Publié le 20 Dec 2020 - 01:55
COMMENTAIRE

La fuite en avant

 

A bien des égards, les mesures de restriction qui frappent le secteur de la culture ressemblent à une fuite en avant. En effet, c’est tellement commode de taper sur les acteurs culturels, au moment où le virus de la Covid-19 prend ses aises au sein de la population. Qui va les défendre ? Qui va lever le petit doigt pour s’opposer à la fermeture d’un débit de boissons, d’un bar et d’un restaurant ?

Il est clair qu’en agissant de la sorte, les autorités veulent se donner bonne conscience et donner l’illusion qu’ils posent des actes pour freiner la propagation du virus de la Covid-19. Alors que, tous les jours, des millions de Sénégalais s’entassent dans les cars de transport public, dans les marchés, se regroupent dans des lieux de culte, au mépris des règles élémentaires de distanciation sociale, sans que cela n’émeuve ceux qui ont décidé que la culture est une cible facile qui peut servir de punching-ball.

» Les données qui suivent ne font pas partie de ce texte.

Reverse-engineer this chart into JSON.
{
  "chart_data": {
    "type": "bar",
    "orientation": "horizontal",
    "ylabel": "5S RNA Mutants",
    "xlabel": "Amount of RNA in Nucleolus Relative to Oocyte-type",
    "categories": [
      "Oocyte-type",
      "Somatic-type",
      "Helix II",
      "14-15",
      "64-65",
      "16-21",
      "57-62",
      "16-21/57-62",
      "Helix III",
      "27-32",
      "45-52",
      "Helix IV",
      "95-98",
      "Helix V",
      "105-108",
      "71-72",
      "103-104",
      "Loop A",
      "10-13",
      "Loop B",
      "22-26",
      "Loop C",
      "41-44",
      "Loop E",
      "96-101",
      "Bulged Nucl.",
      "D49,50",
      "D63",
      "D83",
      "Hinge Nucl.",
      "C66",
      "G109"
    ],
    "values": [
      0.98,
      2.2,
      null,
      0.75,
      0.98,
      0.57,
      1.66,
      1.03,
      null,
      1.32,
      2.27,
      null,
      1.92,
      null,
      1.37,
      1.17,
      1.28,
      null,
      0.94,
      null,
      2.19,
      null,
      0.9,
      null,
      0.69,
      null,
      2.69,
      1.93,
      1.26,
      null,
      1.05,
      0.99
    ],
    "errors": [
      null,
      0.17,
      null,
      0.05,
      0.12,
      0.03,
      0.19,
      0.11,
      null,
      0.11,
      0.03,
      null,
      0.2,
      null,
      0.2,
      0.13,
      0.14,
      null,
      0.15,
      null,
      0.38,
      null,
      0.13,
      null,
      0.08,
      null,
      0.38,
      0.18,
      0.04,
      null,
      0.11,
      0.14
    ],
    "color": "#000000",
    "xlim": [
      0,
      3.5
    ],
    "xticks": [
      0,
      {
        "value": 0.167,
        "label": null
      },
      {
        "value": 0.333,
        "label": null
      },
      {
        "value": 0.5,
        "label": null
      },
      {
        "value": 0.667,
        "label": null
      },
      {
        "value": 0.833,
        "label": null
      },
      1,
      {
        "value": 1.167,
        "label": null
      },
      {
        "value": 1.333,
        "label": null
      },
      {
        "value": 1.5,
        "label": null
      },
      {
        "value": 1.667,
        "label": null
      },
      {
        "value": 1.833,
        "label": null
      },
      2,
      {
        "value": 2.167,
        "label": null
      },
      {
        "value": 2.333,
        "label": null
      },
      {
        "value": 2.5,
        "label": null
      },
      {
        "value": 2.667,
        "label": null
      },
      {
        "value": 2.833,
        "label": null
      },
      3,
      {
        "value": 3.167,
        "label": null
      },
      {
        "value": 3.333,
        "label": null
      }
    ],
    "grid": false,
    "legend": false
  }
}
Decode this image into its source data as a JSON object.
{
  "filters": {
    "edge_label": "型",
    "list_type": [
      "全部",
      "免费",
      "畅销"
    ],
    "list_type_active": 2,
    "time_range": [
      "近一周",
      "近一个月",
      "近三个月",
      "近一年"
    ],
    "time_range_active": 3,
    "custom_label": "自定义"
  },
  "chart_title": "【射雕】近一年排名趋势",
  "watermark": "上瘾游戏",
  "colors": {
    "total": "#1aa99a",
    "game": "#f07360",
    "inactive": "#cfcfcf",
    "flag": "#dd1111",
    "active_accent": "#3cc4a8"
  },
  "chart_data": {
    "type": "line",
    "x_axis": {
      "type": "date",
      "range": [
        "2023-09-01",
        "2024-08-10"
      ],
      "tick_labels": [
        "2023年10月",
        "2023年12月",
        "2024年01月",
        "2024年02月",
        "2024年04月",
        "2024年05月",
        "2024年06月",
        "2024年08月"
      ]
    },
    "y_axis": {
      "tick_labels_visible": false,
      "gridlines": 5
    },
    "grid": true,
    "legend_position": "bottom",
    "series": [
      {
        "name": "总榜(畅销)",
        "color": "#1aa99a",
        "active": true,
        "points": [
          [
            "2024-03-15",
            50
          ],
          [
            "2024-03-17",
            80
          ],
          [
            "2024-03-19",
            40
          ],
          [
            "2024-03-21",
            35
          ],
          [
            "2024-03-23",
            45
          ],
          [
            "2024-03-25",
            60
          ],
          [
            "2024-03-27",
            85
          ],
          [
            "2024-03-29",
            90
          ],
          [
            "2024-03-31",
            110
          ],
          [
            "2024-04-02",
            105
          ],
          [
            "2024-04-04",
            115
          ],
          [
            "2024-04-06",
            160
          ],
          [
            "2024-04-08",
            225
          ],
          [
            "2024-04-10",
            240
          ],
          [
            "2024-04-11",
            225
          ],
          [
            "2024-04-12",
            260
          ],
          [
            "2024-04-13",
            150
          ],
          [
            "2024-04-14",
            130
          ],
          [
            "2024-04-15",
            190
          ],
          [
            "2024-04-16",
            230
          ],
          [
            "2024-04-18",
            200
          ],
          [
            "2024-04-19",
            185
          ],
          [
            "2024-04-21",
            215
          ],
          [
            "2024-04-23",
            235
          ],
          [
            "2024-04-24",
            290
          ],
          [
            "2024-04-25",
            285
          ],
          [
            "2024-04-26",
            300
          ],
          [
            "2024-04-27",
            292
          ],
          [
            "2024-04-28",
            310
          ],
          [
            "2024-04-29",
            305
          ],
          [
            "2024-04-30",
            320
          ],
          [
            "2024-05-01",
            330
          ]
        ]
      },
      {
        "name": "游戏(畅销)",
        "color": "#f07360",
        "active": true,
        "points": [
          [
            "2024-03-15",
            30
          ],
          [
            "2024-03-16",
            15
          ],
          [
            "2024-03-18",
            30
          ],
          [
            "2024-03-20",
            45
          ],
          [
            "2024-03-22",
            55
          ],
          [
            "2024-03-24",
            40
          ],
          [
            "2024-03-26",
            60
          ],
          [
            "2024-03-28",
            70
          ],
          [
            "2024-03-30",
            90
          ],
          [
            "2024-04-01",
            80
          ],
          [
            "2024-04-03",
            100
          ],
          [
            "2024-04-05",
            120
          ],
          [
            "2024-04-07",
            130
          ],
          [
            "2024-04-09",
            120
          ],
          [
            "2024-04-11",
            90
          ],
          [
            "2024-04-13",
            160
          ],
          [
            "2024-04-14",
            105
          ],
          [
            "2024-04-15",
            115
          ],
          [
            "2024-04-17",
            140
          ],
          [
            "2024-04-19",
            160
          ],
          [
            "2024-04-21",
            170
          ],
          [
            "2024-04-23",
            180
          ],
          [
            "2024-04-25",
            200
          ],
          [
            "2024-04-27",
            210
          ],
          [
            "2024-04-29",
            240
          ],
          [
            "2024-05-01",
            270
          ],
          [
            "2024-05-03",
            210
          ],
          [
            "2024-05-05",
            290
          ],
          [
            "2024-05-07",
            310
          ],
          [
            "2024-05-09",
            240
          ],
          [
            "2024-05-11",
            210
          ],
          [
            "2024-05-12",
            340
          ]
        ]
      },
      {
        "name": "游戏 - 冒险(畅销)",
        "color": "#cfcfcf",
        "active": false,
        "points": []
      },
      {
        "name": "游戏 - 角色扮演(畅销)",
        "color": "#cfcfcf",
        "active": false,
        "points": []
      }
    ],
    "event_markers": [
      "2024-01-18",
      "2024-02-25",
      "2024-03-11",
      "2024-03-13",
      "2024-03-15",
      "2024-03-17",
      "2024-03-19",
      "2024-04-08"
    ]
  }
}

Evidemment, il serait suicidaire de paralyser à nouveau l’économie sénégalaise, en décrétant un confinement ou un couvre-feu. Mais ce n’est pas pour autant une raison de passer ses nerfs sur les artistes et consorts.

Alors que ces musiciens, instrumentistes, personnels du spectacle, tenanciers de bars, restaurants, employés… viennent de traverser une année 2020 cataclysmique à tous les égards, l’Etat n’a trouvé rien de mieux que d’interdire de faire de la musique, des chants et danses dans les restaurants, bars, discothèques… jusqu’à nouvel ordre et de décider de la fermeture des débits de boissons à 23 h, en cette fin d’année qui est, par excellence, leur période de traite.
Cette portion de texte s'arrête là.